A Liverpool van-man's son this week ascended to the highest post in Britain's Roman Catholic hierarchy. Dr. William Godfrey, 67, was enthroned as Archbishop of Westminster, thus is just about certain to become a cardinal at the next consistory.

Pianoplaying, sports-loving Archbishop Godfrey is the very model of a modern British divine. As a small boy in a working-class district, he pointed early for the priesthood. "I never considered anything else seriously," he says. He went then to Ushaw College, a Catholic seminary in northern England, afterwards to the English College in Rome. Ordained in 1916, he stayed in Rome long enough to take a double doctorate (in divinity and philosophy), then returned to Liverpool as curate of St. Michael's Church and began the slow climb up the hierarchical ladder.

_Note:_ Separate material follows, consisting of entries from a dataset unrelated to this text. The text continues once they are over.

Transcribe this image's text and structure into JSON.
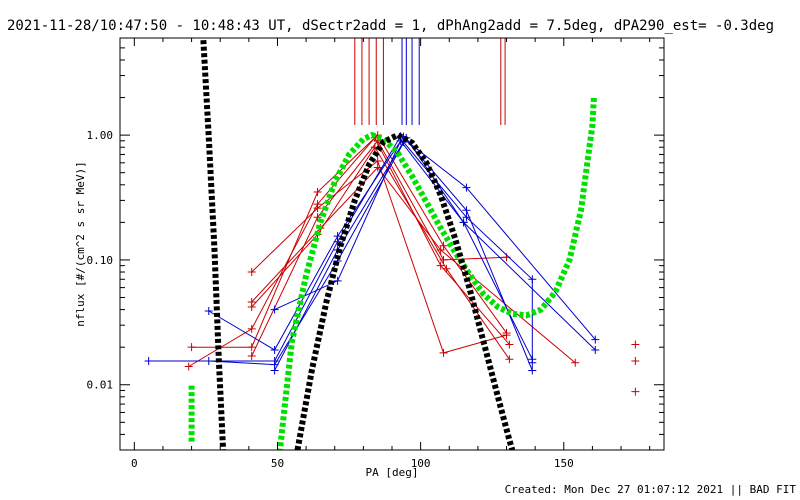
{
  "chart_data": {
    "type": "scatter",
    "title": "2021-11-28/10:47:50 - 10:48:43 UT, dSectr2add = 1, dPhAng2add = 7.5deg, dPA290_est= -0.3deg",
    "xlabel": "PA [deg]",
    "ylabel": "nflux [#/(cm^2 s sr MeV)]",
    "xlim": [
      -5,
      185
    ],
    "ylim_log": [
      0.003,
      6.0
    ],
    "yscale": "log",
    "x_ticks": [
      0,
      50,
      100,
      150
    ],
    "x_tick_labels": [
      "0",
      "50",
      "100",
      "150"
    ],
    "y_ticks": [
      0.01,
      0.1,
      1.0
    ],
    "y_tick_labels": [
      "0.01",
      "0.10",
      "1.00"
    ],
    "footer": "Created: Mon Dec 27 01:07:12 2021 || BAD FIT",
    "vertical_markers": [
      {
        "color": "#cc0000",
        "x": [
          77,
          79.5,
          82,
          84.5,
          87,
          128,
          129.5
        ]
      },
      {
        "color": "#0000cc",
        "x": [
          93.5,
          95,
          97,
          99.5
        ]
      }
    ],
    "fits": [
      {
        "name": "green fit",
        "color": "#00e000",
        "type": "curve",
        "points": [
          [
            20,
            0.0035
          ],
          [
            20,
            0.01
          ],
          [
            50,
            0.002
          ],
          [
            55,
            0.022
          ],
          [
            60,
            0.075
          ],
          [
            65,
            0.2
          ],
          [
            70,
            0.42
          ],
          [
            75,
            0.7
          ],
          [
            80,
            0.93
          ],
          [
            83,
            1.0
          ],
          [
            87,
            0.93
          ],
          [
            92,
            0.72
          ],
          [
            97,
            0.47
          ],
          [
            102,
            0.29
          ],
          [
            107,
            0.18
          ],
          [
            112,
            0.116
          ],
          [
            117,
            0.077
          ],
          [
            122,
            0.053
          ],
          [
            127,
            0.042
          ],
          [
            132,
            0.037
          ],
          [
            137,
            0.036
          ],
          [
            142,
            0.04
          ],
          [
            147,
            0.055
          ],
          [
            152,
            0.1
          ],
          [
            156,
            0.25
          ],
          [
            158,
            0.55
          ],
          [
            160,
            1.2
          ],
          [
            160.5,
            2.0
          ]
        ]
      },
      {
        "name": "black fit",
        "color": "#000000",
        "type": "curve",
        "points": [
          [
            24,
            6.5
          ],
          [
            26,
            0.95
          ],
          [
            28,
            0.12
          ],
          [
            29.5,
            0.016
          ],
          [
            31,
            0.003
          ],
          [
            57,
            0.003
          ],
          [
            62,
            0.013
          ],
          [
            67,
            0.045
          ],
          [
            72,
            0.13
          ],
          [
            77,
            0.3
          ],
          [
            82,
            0.58
          ],
          [
            87,
            0.88
          ],
          [
            92,
            1.0
          ],
          [
            97,
            0.87
          ],
          [
            102,
            0.6
          ],
          [
            107,
            0.33
          ],
          [
            112,
            0.15
          ],
          [
            117,
            0.06
          ],
          [
            122,
            0.022
          ],
          [
            127,
            0.008
          ],
          [
            131,
            0.0036
          ],
          [
            132,
            0.003
          ]
        ]
      }
    ],
    "series": [
      {
        "name": "red data",
        "color": "#cc0000",
        "lines": [
          [
            [
              20,
              0.02
            ],
            [
              41,
              0.02
            ],
            [
              64,
              0.35
            ],
            [
              85,
              1.0
            ],
            [
              108,
              0.13
            ],
            [
              130,
              0.026
            ]
          ],
          [
            [
              19,
              0.014
            ],
            [
              41,
              0.028
            ],
            [
              64,
              0.28
            ],
            [
              84,
              0.95
            ],
            [
              107,
              0.09
            ],
            [
              131,
              0.021
            ]
          ],
          [
            [
              41,
              0.017
            ],
            [
              64,
              0.22
            ],
            [
              85,
              0.9
            ],
            [
              108,
              0.1
            ],
            [
              130,
              0.105
            ]
          ],
          [
            [
              41,
              0.042
            ],
            [
              64,
              0.16
            ],
            [
              84,
              0.8
            ],
            [
              109,
              0.085
            ],
            [
              131,
              0.016
            ]
          ],
          [
            [
              41,
              0.08
            ],
            [
              64,
              0.26
            ],
            [
              85,
              0.62
            ],
            [
              108,
              0.018
            ],
            [
              130,
              0.025
            ]
          ],
          [
            [
              41,
              0.046
            ],
            [
              65,
              0.18
            ],
            [
              85,
              0.55
            ],
            [
              107,
              0.12
            ],
            [
              154,
              0.015
            ]
          ]
        ],
        "extra_points": [
          [
            175,
            0.021
          ],
          [
            175,
            0.0155
          ],
          [
            175,
            0.0088
          ]
        ]
      },
      {
        "name": "blue data",
        "color": "#0000cc",
        "lines": [
          [
            [
              5,
              0.0155
            ],
            [
              49,
              0.0155
            ],
            [
              71,
              0.14
            ],
            [
              93,
              0.98
            ],
            [
              116,
              0.38
            ],
            [
              161,
              0.023
            ]
          ],
          [
            [
              26,
              0.039
            ],
            [
              49,
              0.019
            ],
            [
              71,
              0.155
            ],
            [
              94,
              0.97
            ],
            [
              116,
              0.25
            ],
            [
              139,
              0.013
            ]
          ],
          [
            [
              26,
              0.0155
            ],
            [
              49,
              0.0145
            ],
            [
              71,
              0.098
            ],
            [
              95,
              0.95
            ],
            [
              115,
              0.2
            ],
            [
              139,
              0.016
            ]
          ],
          [
            [
              49,
              0.04
            ],
            [
              71,
              0.068
            ],
            [
              93,
              0.9
            ],
            [
              115,
              0.2
            ],
            [
              161,
              0.019
            ]
          ],
          [
            [
              49,
              0.013
            ],
            [
              71,
              0.12
            ],
            [
              94,
              0.88
            ],
            [
              116,
              0.22
            ],
            [
              139,
              0.07
            ],
            [
              139,
              0.015
            ]
          ]
        ]
      }
    ]
  }
}
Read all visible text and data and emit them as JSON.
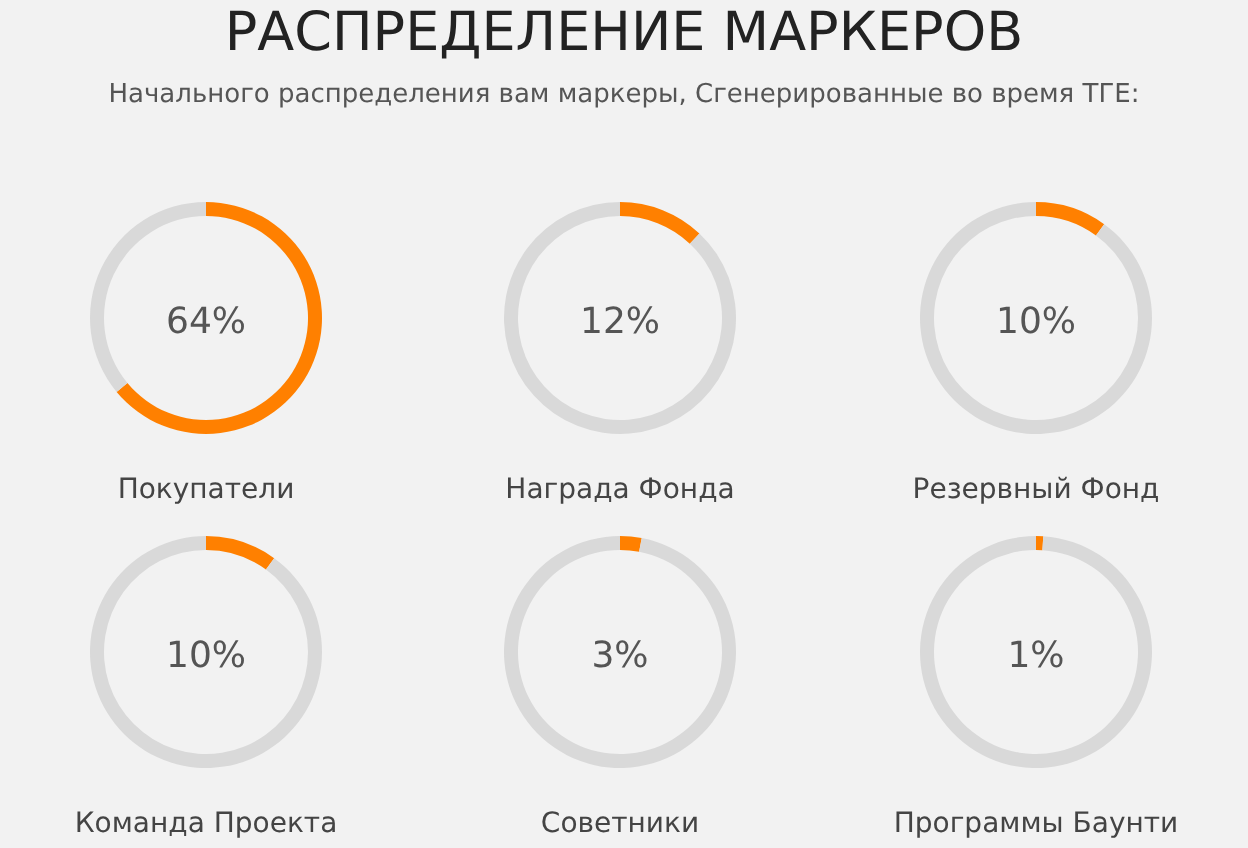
{
  "chart_data": [
    {
      "type": "other",
      "title": "РАСПРЕДЕЛЕНИЕ МАРКЕРОВ",
      "subtitle": "Начального распределения вам маркеры, Сгенерированные во время ТГЕ:"
    },
    {
      "type": "donut",
      "title": "Покупатели",
      "categories": [
        null,
        null
      ],
      "values": [
        64,
        36
      ],
      "colors": [
        "#ff8000",
        "#d9d9d9"
      ],
      "annotations": [
        "64%"
      ]
    },
    {
      "type": "donut",
      "title": "Награда Фонда",
      "categories": [
        null,
        null
      ],
      "values": [
        12,
        88
      ],
      "colors": [
        "#ff8000",
        "#d9d9d9"
      ],
      "annotations": [
        "12%"
      ]
    },
    {
      "type": "donut",
      "title": "Резервный Фонд",
      "categories": [
        null,
        null
      ],
      "values": [
        10,
        90
      ],
      "colors": [
        "#ff8000",
        "#d9d9d9"
      ],
      "annotations": [
        "10%"
      ]
    },
    {
      "type": "donut",
      "title": "Команда Проекта",
      "categories": [
        null,
        null
      ],
      "values": [
        10,
        90
      ],
      "colors": [
        "#ff8000",
        "#d9d9d9"
      ],
      "annotations": [
        "10%"
      ]
    },
    {
      "type": "donut",
      "title": "Советники",
      "categories": [
        null,
        null
      ],
      "values": [
        3,
        97
      ],
      "colors": [
        "#ff8000",
        "#d9d9d9"
      ],
      "annotations": [
        "3%"
      ]
    },
    {
      "type": "donut",
      "title": "Программы Баунти",
      "categories": [
        null,
        null
      ],
      "values": [
        1,
        99
      ],
      "colors": [
        "#ff8000",
        "#d9d9d9"
      ],
      "annotations": [
        "1%"
      ]
    }
  ]
}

As apostolic delegate to Great Britain 15 years ago, Godfrey had such high praise for Bernard Griffin, then Auxiliary Bishop of Birmingham, that Griffin was elevated to Archbishop of Westminster and cardinal. Though ten years Godfrey's junior. Cardinal Griffin was ailing for years,* and when he died last August, Godfrey was his obvious successor. At Westminster Cathedral's three-hour ceremony of enthronement this week, he pointed out that the Communist denial of God's fatherhood "means in effect the denial of the brotherhood of mankind." In Britain, "which is professedly Christian . . . in many ways men have gone aside from Christ's teaching . . . Who would say that the ideal of marriage has not steadily deteriorated? ... It will be my firm endeavor, under God, to bring man back to the love of Christ."

* It was revealed only recently that Cardinal Griffin suffered his first heart attack when he was not yet twenty, while serving in the Royal Naval Air Service in World War I. He concealed it from the medical authorities at first, however, and avoided a discharge which he feared might prevent his acceptance for the priesthood.